Ann Thornton assured me last week that feedback from Marli’s users has been overwhelmingly positive and that far more NYPL-based users take advantage of the exchange than do Columbia- or NYU-based users. And she pointed out that NYPL has been sending books out of the building through Interlibrary Loan for years, and that the only books cleared for borrowing through Marli are those in good condition that were published after 1900.

What concerns me is that through Marli, though no one seems quite to have intended it, the culture of the NYPL research division is being assimilated to the culture of the university library. What’s unique about NYPL—its democratic access, and the ready availability of its books—has been compromised. NYPL now has a hierarchy, awarding borrowing privileges to some users but not others. And it now allows book hoarding. Research books can be checked out for 60 days, and the wait for a book to be recalled is bound to be even longer than the wait for a book to come from offsite storage. The program is only a year old, and so far it’s quite small. Ann Thornton told me that only about 1700 NYPL books have been loaned out, and only one of these books has been recalled by another patron. At this size, one would expect the side effects to be minimal—scarcely even noticeable. But if the program continues, I suspect it will grow, as those outside the borrowing group start to notice that books are less often available and ask for the same privileges. Eventually every serious user of the library will want to be in the Marli program. Why wouldn’t you want to be? And once you can take books home, and once books are only erratically and dilatorily available at the library, why bother to work there? I fear that the Marli program, especially in combination with the CLP plans to move the bulk of NYPL’s books offsite, will reduce the library to no more than a book-delivery service.

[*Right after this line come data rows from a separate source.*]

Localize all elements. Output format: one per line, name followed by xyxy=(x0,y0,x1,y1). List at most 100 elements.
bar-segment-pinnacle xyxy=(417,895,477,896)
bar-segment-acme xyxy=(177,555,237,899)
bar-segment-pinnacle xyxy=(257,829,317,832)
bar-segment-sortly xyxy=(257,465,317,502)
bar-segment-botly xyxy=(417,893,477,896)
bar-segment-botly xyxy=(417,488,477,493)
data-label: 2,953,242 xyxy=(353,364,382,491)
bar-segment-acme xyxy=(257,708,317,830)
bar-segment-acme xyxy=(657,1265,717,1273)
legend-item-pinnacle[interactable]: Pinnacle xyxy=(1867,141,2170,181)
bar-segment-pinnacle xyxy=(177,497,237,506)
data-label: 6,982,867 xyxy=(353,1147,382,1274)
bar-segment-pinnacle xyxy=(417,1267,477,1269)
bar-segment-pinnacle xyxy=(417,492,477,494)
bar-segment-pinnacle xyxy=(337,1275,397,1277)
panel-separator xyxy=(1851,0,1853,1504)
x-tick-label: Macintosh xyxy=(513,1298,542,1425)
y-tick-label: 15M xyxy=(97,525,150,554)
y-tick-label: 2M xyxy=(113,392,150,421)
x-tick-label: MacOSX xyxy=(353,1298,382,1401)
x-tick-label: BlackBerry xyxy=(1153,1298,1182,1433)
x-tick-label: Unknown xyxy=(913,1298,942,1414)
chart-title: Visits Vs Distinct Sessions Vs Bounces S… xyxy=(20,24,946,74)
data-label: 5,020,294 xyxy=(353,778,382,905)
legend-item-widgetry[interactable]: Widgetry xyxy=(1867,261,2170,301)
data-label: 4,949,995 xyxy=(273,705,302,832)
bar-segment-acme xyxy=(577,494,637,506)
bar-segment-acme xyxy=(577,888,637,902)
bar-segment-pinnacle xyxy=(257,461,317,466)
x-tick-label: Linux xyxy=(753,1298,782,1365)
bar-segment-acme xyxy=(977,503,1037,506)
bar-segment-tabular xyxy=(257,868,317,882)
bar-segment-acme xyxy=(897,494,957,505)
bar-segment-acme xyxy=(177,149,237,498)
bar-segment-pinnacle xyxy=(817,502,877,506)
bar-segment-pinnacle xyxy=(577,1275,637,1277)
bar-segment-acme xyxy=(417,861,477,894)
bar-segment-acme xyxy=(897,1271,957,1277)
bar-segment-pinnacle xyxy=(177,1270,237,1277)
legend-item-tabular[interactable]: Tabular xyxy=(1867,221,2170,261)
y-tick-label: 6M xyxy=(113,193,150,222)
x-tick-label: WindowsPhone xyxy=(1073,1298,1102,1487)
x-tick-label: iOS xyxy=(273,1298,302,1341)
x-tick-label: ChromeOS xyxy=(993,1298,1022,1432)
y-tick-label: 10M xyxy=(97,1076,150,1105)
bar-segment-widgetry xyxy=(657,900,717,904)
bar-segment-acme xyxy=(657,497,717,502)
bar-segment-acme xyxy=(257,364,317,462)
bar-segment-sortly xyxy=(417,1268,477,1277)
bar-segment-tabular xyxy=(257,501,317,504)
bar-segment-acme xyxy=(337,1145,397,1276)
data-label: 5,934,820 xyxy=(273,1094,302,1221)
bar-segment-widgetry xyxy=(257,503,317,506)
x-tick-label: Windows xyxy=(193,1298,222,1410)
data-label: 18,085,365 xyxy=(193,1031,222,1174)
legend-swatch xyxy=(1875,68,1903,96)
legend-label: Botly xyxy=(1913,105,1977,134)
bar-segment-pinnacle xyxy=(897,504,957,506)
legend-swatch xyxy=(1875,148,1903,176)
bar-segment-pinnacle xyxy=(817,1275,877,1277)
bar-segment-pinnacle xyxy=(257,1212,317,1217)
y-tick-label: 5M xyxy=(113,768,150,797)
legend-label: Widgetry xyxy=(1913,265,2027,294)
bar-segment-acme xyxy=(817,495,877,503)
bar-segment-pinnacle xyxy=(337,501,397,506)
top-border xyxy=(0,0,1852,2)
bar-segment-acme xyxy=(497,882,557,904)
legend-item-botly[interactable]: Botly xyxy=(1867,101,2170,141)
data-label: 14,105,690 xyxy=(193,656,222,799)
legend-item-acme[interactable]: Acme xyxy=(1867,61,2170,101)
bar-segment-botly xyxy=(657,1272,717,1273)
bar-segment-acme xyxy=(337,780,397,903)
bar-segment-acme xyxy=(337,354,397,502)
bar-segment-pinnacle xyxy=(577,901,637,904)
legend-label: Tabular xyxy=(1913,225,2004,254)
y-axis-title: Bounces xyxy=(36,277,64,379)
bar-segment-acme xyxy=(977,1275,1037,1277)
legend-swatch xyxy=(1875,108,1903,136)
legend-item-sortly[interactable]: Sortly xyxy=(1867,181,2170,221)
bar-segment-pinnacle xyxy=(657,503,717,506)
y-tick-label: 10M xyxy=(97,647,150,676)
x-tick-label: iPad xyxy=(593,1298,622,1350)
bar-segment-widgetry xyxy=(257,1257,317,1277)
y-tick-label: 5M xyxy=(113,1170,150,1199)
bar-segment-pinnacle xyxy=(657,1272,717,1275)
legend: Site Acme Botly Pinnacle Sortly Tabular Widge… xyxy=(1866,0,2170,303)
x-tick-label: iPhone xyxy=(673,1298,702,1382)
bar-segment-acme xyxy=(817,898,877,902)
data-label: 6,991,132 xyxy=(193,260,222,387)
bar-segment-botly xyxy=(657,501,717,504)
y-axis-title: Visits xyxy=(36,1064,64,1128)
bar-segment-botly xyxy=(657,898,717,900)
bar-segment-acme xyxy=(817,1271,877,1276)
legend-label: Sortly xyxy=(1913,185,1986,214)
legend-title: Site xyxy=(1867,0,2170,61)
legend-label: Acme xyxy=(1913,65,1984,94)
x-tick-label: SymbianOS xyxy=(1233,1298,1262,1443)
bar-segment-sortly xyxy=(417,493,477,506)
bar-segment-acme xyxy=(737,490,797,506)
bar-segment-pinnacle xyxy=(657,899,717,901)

Can’t the NYPL keep its distinct culture? Must all research libraries be the same?

3 thoughts on “The Culture of the New York Public Library’s Research Divisions”

  1. I am probably not the first to point that out but I believe that what you really want now is a comprehensive digitalization of the NYPL stock.

    Indeed, it is a huge task. Nevertheless, it does solve the problem.

  2. Just to thank you for bringing this plan to attention, and for the vast amount of information you've already supplied, and for your willingness to deepen your involvement by serving on the planning council. I share your love for the uniqueness of NYPL; I dearly value its policy of democratic access. It's been such a deep pleasure to do research down the table from a bespectacled young student, a probably-homeless person, a tourist, a casual reader. That doesn't happen at the Houghton (although, as you note, that also has its distinct pleasures).

  3. Tremendously appreciate these articles–am working my way through them. Apologies if this is a foolish mildly off topic question, but my brain is tired: Why won't the storage facility have a reading room? If scholars come in from around the world for NYPL, wouldn't they take a bus to Jersey?